The compositions disclosed herein are beneficial in treating and/or reducing the symptoms of a variety of diseases and disorders responsive to treatment with cannabis including but not limited to pain associated with cancer, neuropathic pain and HIV-associated sensory neuropathy; side effects of chemotherapy including nausea; symptoms of neurology and neurodegenerative diseases such as Huntington's disease, Parkinson's disease, Alzheimer's disease, amyotrophic lateral sclerosis, multiple sclerosis, epilepsy, post-traumatic stress disorder (PTSD), alcohol abuse, bipolar disorder, depression, anorexia nervosa; cancer such as gliomas, leukemia, skin tumors, colorectal cancer; diseases including hepatitis C, methicillin-resistant Staphylococcus aureus (MRSA), pruritus, psoriasis, asthma, sickle- cell disease, sleep apnea, digestive diseases, collagen-induced arthritis, atherosclerosis and dystonia.

Administration

Although the cannabis extract disclosed herein can be formulated for different modes of administration the preferred formulation is an oral formulation for immediate release, sustained release or a combination of immediate release and sustained release.

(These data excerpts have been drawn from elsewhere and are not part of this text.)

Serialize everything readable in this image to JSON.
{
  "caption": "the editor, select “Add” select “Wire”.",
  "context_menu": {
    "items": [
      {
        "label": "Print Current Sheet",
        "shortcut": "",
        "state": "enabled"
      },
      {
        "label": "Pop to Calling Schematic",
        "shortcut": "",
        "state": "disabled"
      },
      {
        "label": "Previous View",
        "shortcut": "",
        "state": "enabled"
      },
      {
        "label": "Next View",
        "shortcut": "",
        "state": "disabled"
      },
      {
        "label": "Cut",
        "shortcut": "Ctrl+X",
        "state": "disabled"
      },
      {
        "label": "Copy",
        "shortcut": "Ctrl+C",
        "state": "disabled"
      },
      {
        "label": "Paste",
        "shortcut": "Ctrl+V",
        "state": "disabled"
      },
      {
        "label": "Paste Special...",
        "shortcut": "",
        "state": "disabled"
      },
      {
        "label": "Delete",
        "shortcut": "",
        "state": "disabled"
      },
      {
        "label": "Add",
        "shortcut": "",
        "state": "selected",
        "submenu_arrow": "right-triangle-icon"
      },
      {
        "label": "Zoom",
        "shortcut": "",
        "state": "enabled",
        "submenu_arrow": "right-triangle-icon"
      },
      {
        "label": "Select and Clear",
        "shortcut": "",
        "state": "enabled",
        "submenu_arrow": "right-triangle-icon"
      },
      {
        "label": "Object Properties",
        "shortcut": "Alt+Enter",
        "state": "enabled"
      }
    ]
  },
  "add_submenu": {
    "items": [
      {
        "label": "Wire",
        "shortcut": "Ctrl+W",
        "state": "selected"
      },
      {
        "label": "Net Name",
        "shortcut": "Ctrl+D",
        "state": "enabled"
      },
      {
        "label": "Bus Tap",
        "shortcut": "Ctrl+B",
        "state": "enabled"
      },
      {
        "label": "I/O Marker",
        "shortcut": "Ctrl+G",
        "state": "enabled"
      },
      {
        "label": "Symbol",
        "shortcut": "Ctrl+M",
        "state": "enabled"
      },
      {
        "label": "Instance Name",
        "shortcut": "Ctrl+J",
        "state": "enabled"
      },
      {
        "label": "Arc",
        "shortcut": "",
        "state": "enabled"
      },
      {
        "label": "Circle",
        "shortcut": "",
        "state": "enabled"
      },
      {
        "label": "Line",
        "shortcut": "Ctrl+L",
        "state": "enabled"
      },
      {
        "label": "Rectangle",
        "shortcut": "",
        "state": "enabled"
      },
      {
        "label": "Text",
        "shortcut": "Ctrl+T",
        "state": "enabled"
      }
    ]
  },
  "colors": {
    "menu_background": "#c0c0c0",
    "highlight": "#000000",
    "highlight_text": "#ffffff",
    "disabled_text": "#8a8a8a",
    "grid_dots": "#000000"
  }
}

Persons skilled in the art are aware of the best modes of administration for cannabinoids. The useful dosage to be administered and the particular mode of administration will vary depending upon such factors as the age, weight and the particular subject, the therapeutic or diagnostic use contemplated, and the form of the formulation.

The "therapeutically effective dose" as used herein is thus determined by such considerations as are known in the art. The dose must be effective to achieve improvement including but not limited to improved survival rate or more rapid recovery, or improvement or elimination of symptoms and other indicators as are selected by those skilled in the art.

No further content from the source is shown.